September 27, 2008 at 6:29 pm
I hate those “onslaught” times. Sometimes during those times it’s hard to remember that calmer times did exist and may even happen again in the future. I think when there’s so much of everything at once (even if some are good) and not eating/resting enough it can wear out/discourage even the most “solid”. I hope you get a little eating/resting/gardening/looking out the window time.
September 28, 2008 at 12:21 am
I am uncertain if you are talking about getting to know one another physically or emotionally and spiritually. If you are talking about emotionally and spiritually then I’d suggest a road trip with a hotel stay….a cheap hotel where there isn’t anything to do but sit around with one another and talk. On a road trip people revel the most personal things, stuff they wouldn’t otherwise say. Road trips are good for getting stuff out in the open.

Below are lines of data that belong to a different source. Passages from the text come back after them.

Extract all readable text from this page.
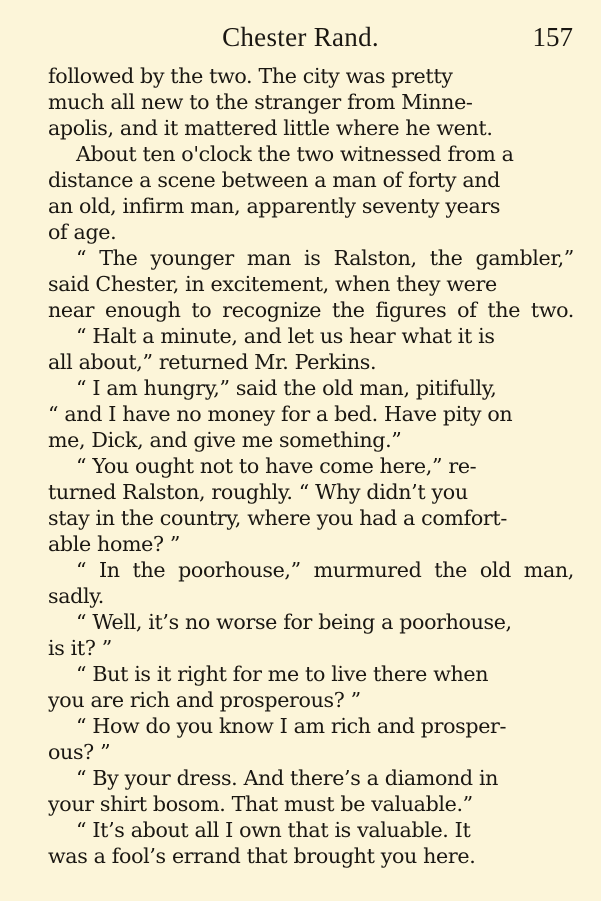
Chester Rand.	157
followed by the two. The city was pretty
much all new to the stranger from Minne-
apolis, and it mattered little where he went.
About ten o'clock the two witnessed from a
distance a scene between a man of forty and
an old, infirm man, apparently seventy years
of age.
“ The younger man is Ralston, the gambler,”
said Chester, in excitement, when they were
near enough to recognize the figures of the two.
“ Halt a minute, and let us hear what it is
all about,” returned Mr. Perkins.
“ I am hungry,” said the old man, pitifully,
“ and I have no money for a bed. Have pity on
me, Dick, and give me something.”
“ You ought not to have come here,” re-
turned Ralston, roughly. “ Why didn’t you
stay in the country, where you had a comfort-
able home? ”
“ In the poorhouse,” murmured the old man,
sadly.
“ Well, it’s no worse for being a poorhouse,
is it? ”
“ But is it right for me to live there when
you are rich and prosperous? ”
“ How do you know I am rich and prosper-
ous? ”
“ By your dress. And there’s a diamond in
your shirt bosom. That must be valuable.”
“ It’s about all I own that is valuable. It
was a fool’s errand that brought you here.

By nature we just open up on the road. The road has a free feeling to but the car offers safety and privacy. People naturally open up under those circumstances.

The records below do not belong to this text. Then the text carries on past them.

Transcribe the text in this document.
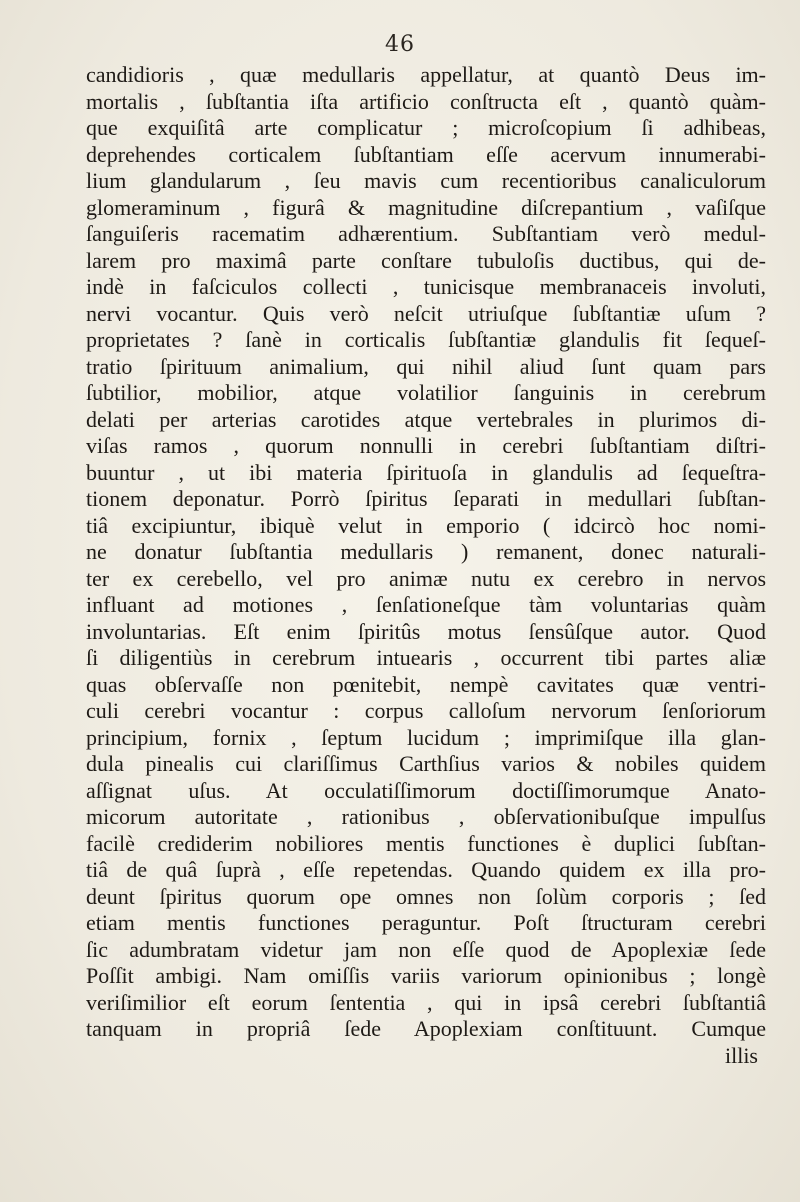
46
candidioris , quæ medullaris appellatur, at quantò Deus im-
mortalis , ſubſtantia iſta artificio conſtructa eſt , quantò quàm-
que exquiſitâ arte complicatur ; microſcopium ſi adhibeas,
deprehendes corticalem ſubſtantiam eſſe acervum innumerabi-
lium glandularum , ſeu mavis cum recentioribus canaliculorum
glomeraminum , figurâ & magnitudine diſcrepantium , vaſiſque
ſanguiſeris racematim adhærentium. Subſtantiam verò medul-
larem pro maximâ parte conſtare tubuloſis ductibus, qui de-
indè in faſciculos collecti , tunicisque membranaceis involuti,
nervi vocantur. Quis verò neſcit utriuſque ſubſtantiæ uſum ?
proprietates ? ſanè in corticalis ſubſtantiæ glandulis fit ſequeſ-
tratio ſpirituum animalium, qui nihil aliud ſunt quam pars
ſubtilior, mobilior, atque volatilior ſanguinis in cerebrum
delati per arterias carotides atque vertebrales in plurimos di-
viſas ramos , quorum nonnulli in cerebri ſubſtantiam diſtri-
buuntur , ut ibi materia ſpirituoſa in glandulis ad ſequeſtra-
tionem deponatur. Porrò ſpiritus ſeparati in medullari ſubſtan-
tiâ excipiuntur, ibiquè velut in emporio ( idcircò hoc nomi-
ne donatur ſubſtantia medullaris ) remanent, donec naturali-
ter ex cerebello, vel pro animæ nutu ex cerebro in nervos
influant ad motiones , ſenſationeſque tàm voluntarias quàm
involuntarias. Eſt enim ſpiritûs motus ſensûſque autor. Quod
ſi diligentiùs in cerebrum intuearis , occurrent tibi partes aliæ
quas obſervaſſe non pœnitebit, nempè cavitates quæ ventri-
culi cerebri vocantur : corpus calloſum nervorum ſenſoriorum
principium, fornix , ſeptum lucidum ; imprimiſque illa glan-
dula pinealis cui clariſſimus Carthſius varios & nobiles quidem
aſſignat uſus. At occulatiſſimorum doctiſſimorumque Anato-
micorum autoritate , rationibus , obſervationibuſque impulſus
facilè crediderim nobiliores mentis functiones è duplici ſubſtan-
tiâ de quâ ſuprà , eſſe repetendas. Quando quidem ex illa pro-
deunt ſpiritus quorum ope omnes non ſolùm corporis ; ſed
etiam mentis functiones peraguntur. Poſt ſtructuram cerebri
ſic adumbratam videtur jam non eſſe quod de Apoplexiæ ſede
Poſſit ambigi. Nam omiſſis variis variorum opinionibus ; longè
veriſimilior eſt eorum ſententia , qui in ipsâ cerebri ſubſtantiâ
tanquam in propriâ ſede Apoplexiam conſtituunt. Cumque
illis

Your comment about the world not feeling solid makes total sense form a person who dissociates a lot. That comment is clear as a bell.

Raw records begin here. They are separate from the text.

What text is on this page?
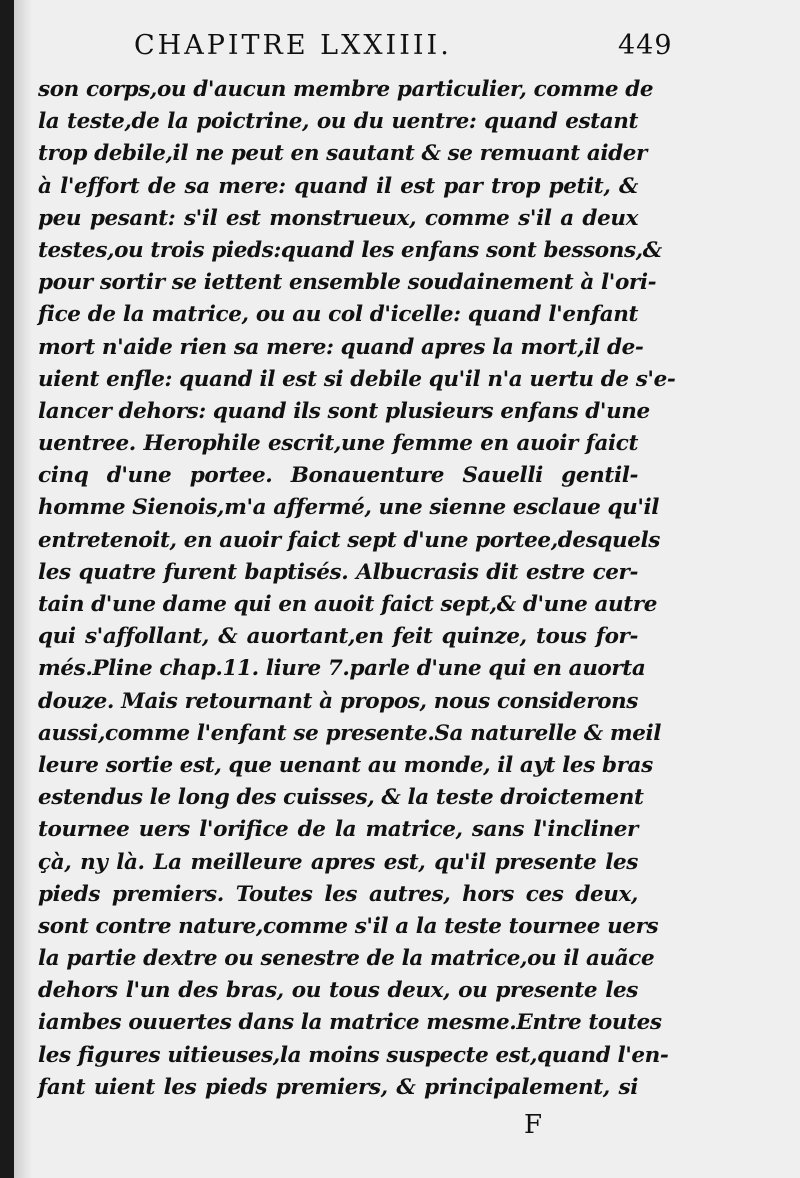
CHAPITRE LXXIIII.	449
son corps,ou d'aucun membre particulier, comme de
la teste,de la poictrine, ou du uentre: quand estant
trop debile,il ne peut en sautant & se remuant aider
à l'effort de sa mere: quand il est par trop petit, &
peu pesant: s'il est monstrueux, comme s'il a deux
testes,ou trois pieds:quand les enfans sont bessons,&
pour sortir se iettent ensemble soudainement à l'ori-
fice de la matrice, ou au col d'icelle: quand l'enfant
mort n'aide rien sa mere: quand apres la mort,il de-
uient enfle: quand il est si debile qu'il n'a uertu de s'e-
lancer dehors: quand ils sont plusieurs enfans d'une
uentree. Herophile escrit,une femme en auoir faict
cinq d'une portee. Bonauenture Sauelli gentil-
homme Sienois,m'a affermé, une sienne esclaue qu'il
entretenoit, en auoir faict sept d'une portee,desquels
les quatre furent baptisés. Albucrasis dit estre cer-
tain d'une dame qui en auoit faict sept,& d'une autre
qui s'affollant, & auortant,en feit quinze, tous for-
més.Pline chap.11. liure 7.parle d'une qui en auorta
douze. Mais retournant à propos, nous considerons
aussi,comme l'enfant se presente.Sa naturelle & meil
leure sortie est, que uenant au monde, il ayt les bras
estendus le long des cuisses, & la teste droictement
tournee uers l'orifice de la matrice, sans l'incliner
çà, ny là. La meilleure apres est, qu'il presente les
pieds premiers. Toutes les autres, hors ces deux,
sont contre nature,comme s'il a la teste tournee uers
la partie dextre ou senestre de la matrice,ou il auãce
dehors l'un des bras, ou tous deux, ou presente les
iambes ouuertes dans la matrice mesme.Entre toutes
les figures uitieuses,la moins suspecte est,quand l'en-
fant uient les pieds premiers, & principalement, si
F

My other thought is this, if you’re talking about not knowing your body physically and sexually then my thought is that the issue is one of PTSD. Fortunately there are tons of PTSD manuals but time and a heck of a lot of work will have to go into the healing process of “knowing” and being comfortable with that knowledge.
until again,
Austin
September 30, 2008 at 3:12 pm
Thanks for all these good thoughts, everybody. Here’s to calmer and more solid-feeling times!
I think there’s a whole lot of connecting with my SO and self that could be worked on, in all the ways you all describe.